E não menos majestoso é o uso da cor. Elvire de Cock oferece ao livro uma paleta luminosa, de tons suaves e com um cariz algo moderno e clássico, ao mesmo tempo, que assenta no desenho de Frank Pé que nem uma luva.

Quanto à edição d' A Seita, estamos perante um dos melhores trabalhos do ano. O livro apresenta uma espessa e vigorosa capa dura baça, com detalhes a verniz e, no miolo, o seu papel é baço e de extrema qualidade. A encadernação e impressão também são de primeira categoria. Além de tudo isto, a edição portuguesa desta obra é, até à data, a melhor do mundo, apresentando um conjunto de extras que mais nenhuma outra edição tem.
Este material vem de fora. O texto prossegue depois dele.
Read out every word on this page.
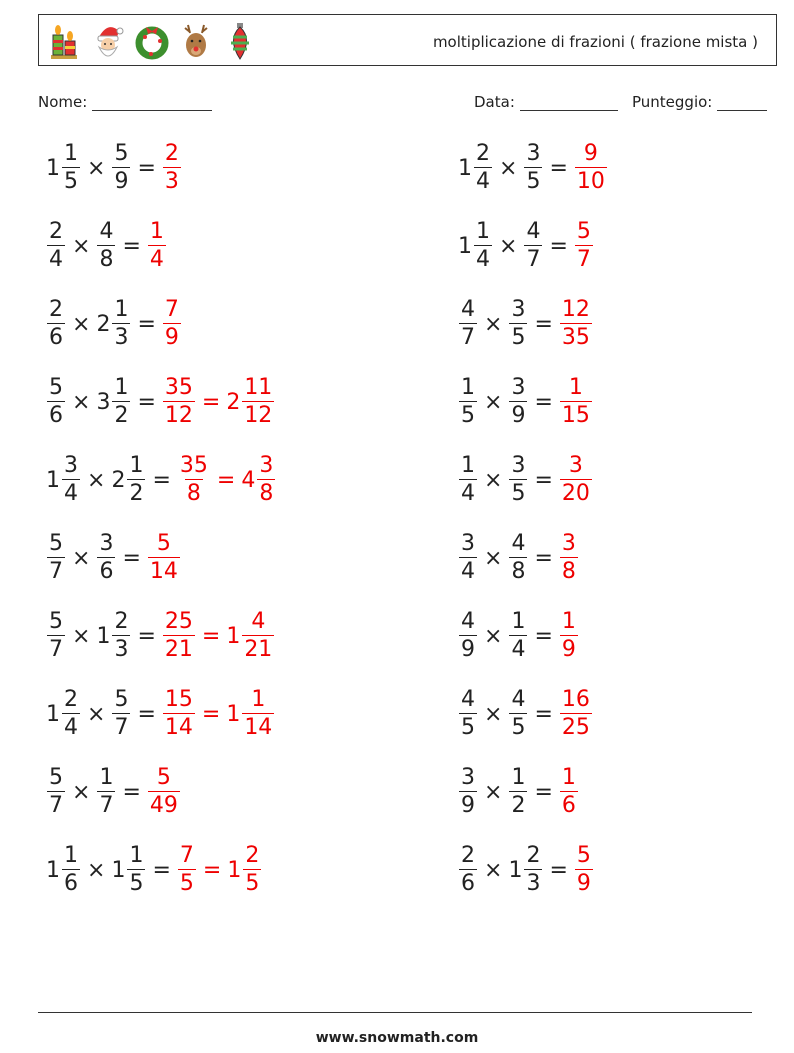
moltiplicazione di frazioni ( frazione mista )
Nome:	Data:	Punteggio:
$1 \frac{1}{5} \times \frac{5}{9} = \frac{2}{3}$	$1 \frac{2}{4} \times \frac{3}{5} = \frac{9}{10}$
$\frac{2}{4} \times \frac{4}{8} = \frac{1}{4}$	$1 \frac{1}{4} \times \frac{4}{7} = \frac{5}{7}$
$\frac{2}{6} \times 2 \frac{1}{3} = \frac{7}{9}$	$\frac{4}{7} \times \frac{3}{5} = \frac{12}{35}$
$\frac{5}{6} \times 3 \frac{1}{2} = \frac{35}{12} = 2 \frac{11}{12}$	$\frac{1}{5} \times \frac{3}{9} = \frac{1}{15}$
$1 \frac{3}{4} \times 2 \frac{1}{2} = \frac{35}{8} = 4 \frac{3}{8}$	$\frac{1}{4} \times \frac{3}{5} = \frac{3}{20}$
$\frac{5}{7} \times \frac{3}{6} = \frac{5}{14}$	$\frac{3}{4} \times \frac{4}{8} = \frac{3}{8}$
$\frac{5}{7} \times 1 \frac{2}{3} = \frac{25}{21} = 1 \frac{4}{21}$	$\frac{4}{9} \times \frac{1}{4} = \frac{1}{9}$
$1 \frac{2}{4} \times \frac{5}{7} = \frac{15}{14} = 1 \frac{1}{14}$	$\frac{4}{5} \times \frac{4}{5} = \frac{16}{25}$
$\frac{5}{7} \times \frac{1}{7} = \frac{5}{49}$	$\frac{3}{9} \times \frac{1}{2} = \frac{1}{6}$
$1 \frac{1}{6} \times 1 \frac{1}{5} = \frac{7}{5} = 1 \frac{2}{5}$	$\frac{2}{6} \times 1 \frac{2}{3} = \frac{5}{9}$
www.snowmath.com
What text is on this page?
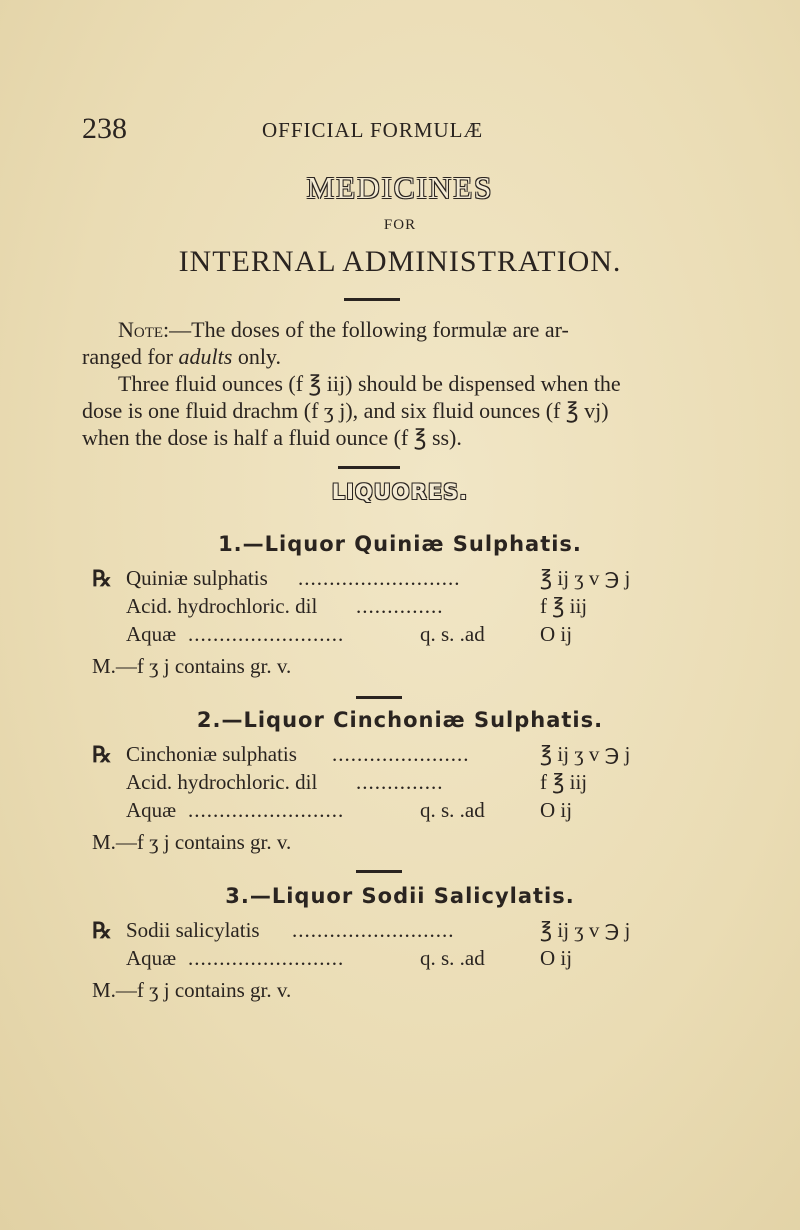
238	OFFICIAL FORMULÆ
MEDICINES
FOR
INTERNAL ADMINISTRATION.

Note:—The doses of the following formulæ are ar-

ranged for adults only.

Three fluid ounces (f ℥ iij) should be dispensed when the dose is one fluid drachm (f ʒ j), and six fluid ounces (f ℥ vj) when the dose is half a fluid ounce (f ℥ ss).

LIQUORES.
1.—Liquor Quiniæ Sulphatis.
℞ Quiniæ sulphatis ..........................	℥ ij ʒ v ℈ j
Acid. hydrochloric. dil ..............	f ℥ iij
Aquæ .........................	q. s. .ad	O ij
M.—f ʒ j contains gr. v.
2.—Liquor Cinchoniæ Sulphatis.
℞ Cinchoniæ sulphatis ......................	℥ ij ʒ v ℈ j
Acid. hydrochloric. dil ..............	f ℥ iij
Aquæ .........................	q. s. .ad	O ij
M.—f ʒ j contains gr. v.
3.—Liquor Sodii Salicylatis.
℞ Sodii salicylatis ..........................	℥ ij ʒ v ℈ j
Aquæ .........................	q. s. .ad	O ij
M.—f ʒ j contains gr. v.
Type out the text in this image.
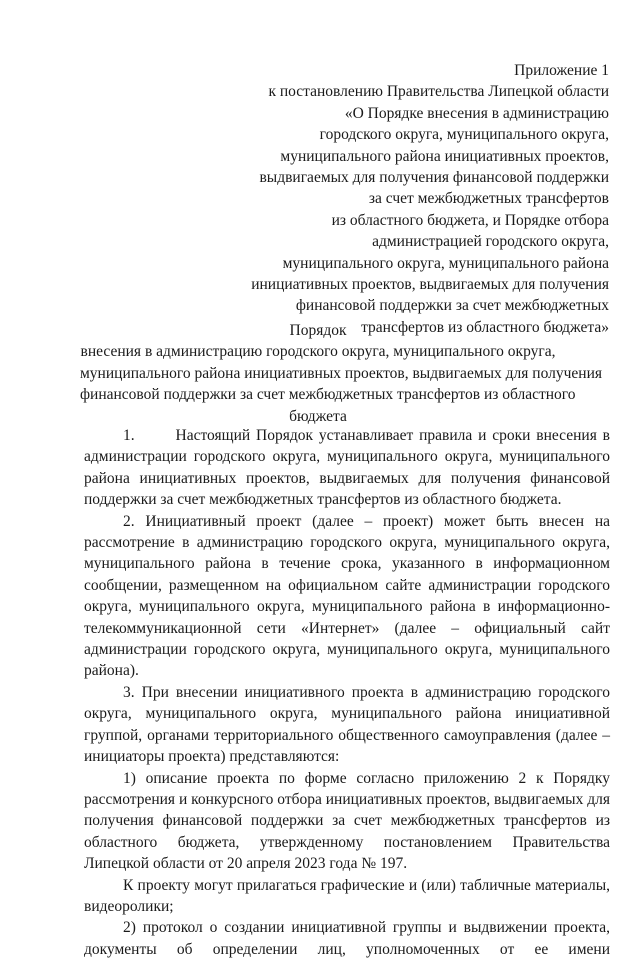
Приложение 1
к постановлению Правительства Липецкой области
«О Порядке внесения в администрацию
городского округа, муниципального округа,
муниципального района инициативных проектов,
выдвигаемых для получения финансовой поддержки
за счет межбюджетных трансфертов
из областного бюджета, и Порядке отбора
администрацией городского округа,
муниципального округа, муниципального района
инициативных проектов, выдвигаемых для получения
финансовой поддержки за счет межбюджетных
трансфертов из областного бюджета»
Порядок
внесения в администрацию городского округа, муниципального округа,
муниципального района инициативных проектов, выдвигаемых для получения
финансовой поддержки за счет межбюджетных трансфертов из областного
бюджета

1.       Настоящий Порядок устанавливает правила и сроки внесения в администрации городского округа, муниципального округа, муниципального района инициативных проектов, выдвигаемых для получения финансовой поддержки за счет межбюджетных трансфертов из областного бюджета.

2. Инициативный проект (далее – проект) может быть внесен на рассмотрение в администрацию городского округа, муниципального округа, муниципального района в течение срока, указанного в информационном сообщении, размещенном на официальном сайте администрации городского округа, муниципального округа, муниципального района в информационно-телекоммуникационной сети «Интернет» (далее – официальный сайт администрации городского округа, муниципального округа, муниципального района).

3. При внесении инициативного проекта в администрацию городского округа, муниципального округа, муниципального района инициативной группой, органами территориального общественного самоуправления (далее – инициаторы проекта) представляются:

1) описание проекта по форме согласно приложению 2 к Порядку рассмотрения и конкурсного отбора инициативных проектов, выдвигаемых для получения финансовой поддержки за счет межбюджетных трансфертов из областного бюджета, утвержденному постановлением Правительства Липецкой области от 20 апреля 2023 года № 197.

К проекту могут прилагаться графические и (или) табличные материалы, видеоролики;

2) протокол о создании инициативной группы и выдвижении проекта, документы об определении лиц, уполномоченных от ее имени
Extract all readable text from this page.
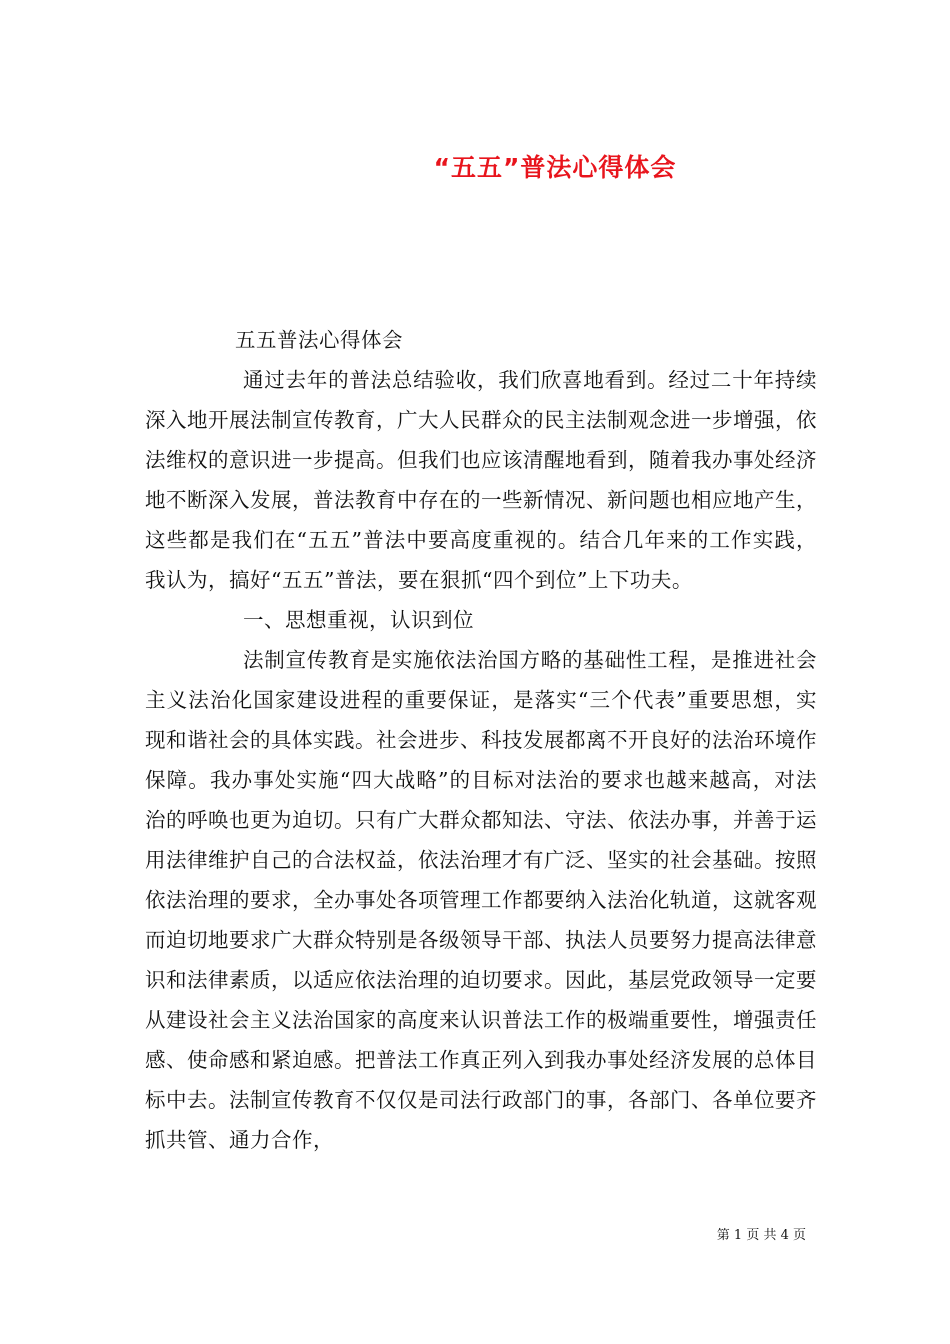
“五五”普法心得体会

五五普法心得体会

通过去年的普法总结验收，我们欣喜地看到。经过二十年持续深入地开展法制宣传教育，广大人民群众的民主法制观念进一步增强，依法维权的意识进一步提高。但我们也应该清醒地看到，随着我办事处经济地不断深入发展，普法教育中存在的一些新情况、新问题也相应地产生，这些都是我们在“五五”普法中要高度重视的。结合几年来的工作实践，我认为，搞好“五五”普法，要在狠抓“四个到位”上下功夫。

一、思想重视，认识到位

法制宣传教育是实施依法治国方略的基础性工程，是推进社会主义法治化国家建设进程的重要保证，是落实“三个代表”重要思想，实现和谐社会的具体实践。社会进步、科技发展都离不开良好的法治环境作保障。我办事处实施“四大战略”的目标对法治的要求也越来越高，对法治的呼唤也更为迫切。只有广大群众都知法、守法、依法办事，并善于运用法律维护自己的合法权益，依法治理才有广泛、坚实的社会基础。按照依法治理的要求，全办事处各项管理工作都要纳入法治化轨道，这就客观而迫切地要求广大群众特别是各级领导干部、执法人员要努力提高法律意识和法律素质，以适应依法治理的迫切要求。因此，基层党政领导一定要从建设社会主义法治国家的高度来认识普法工作的极端重要性，增强责任感、使命感和紧迫感。把普法工作真正列入到我办事处经济发展的总体目标中去。法制宣传教育不仅仅是司法行政部门的事，各部门、各单位要齐抓共管、通力合作，

第 1 页 共 4 页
Inclui Lange Staart, uma história curta de oito páginas a preto e branco, que nos oferece mais um capítulo sobre as personagens da obra e, como cereja no topo do bolo, brinda-nos com o dossier À Descoberta da Bruxelas de Frank Pé... em que o ilustrador da obra nos faz uma visita pela cidade de Bruxelas, evocando memórias antigas, inspirações para o desenho deste livro e desvendando-nos easter eggs que, naturalmente, nos deixam com vontade de relermos o livro. A acompanhar estes comentários do autor, estão as vinhetas onde podemos conferir aquilo que ele nos revela. É uma edição de primeira linha aquela que A Seita preparou para esta obra. Parabéns aos envolvidos. 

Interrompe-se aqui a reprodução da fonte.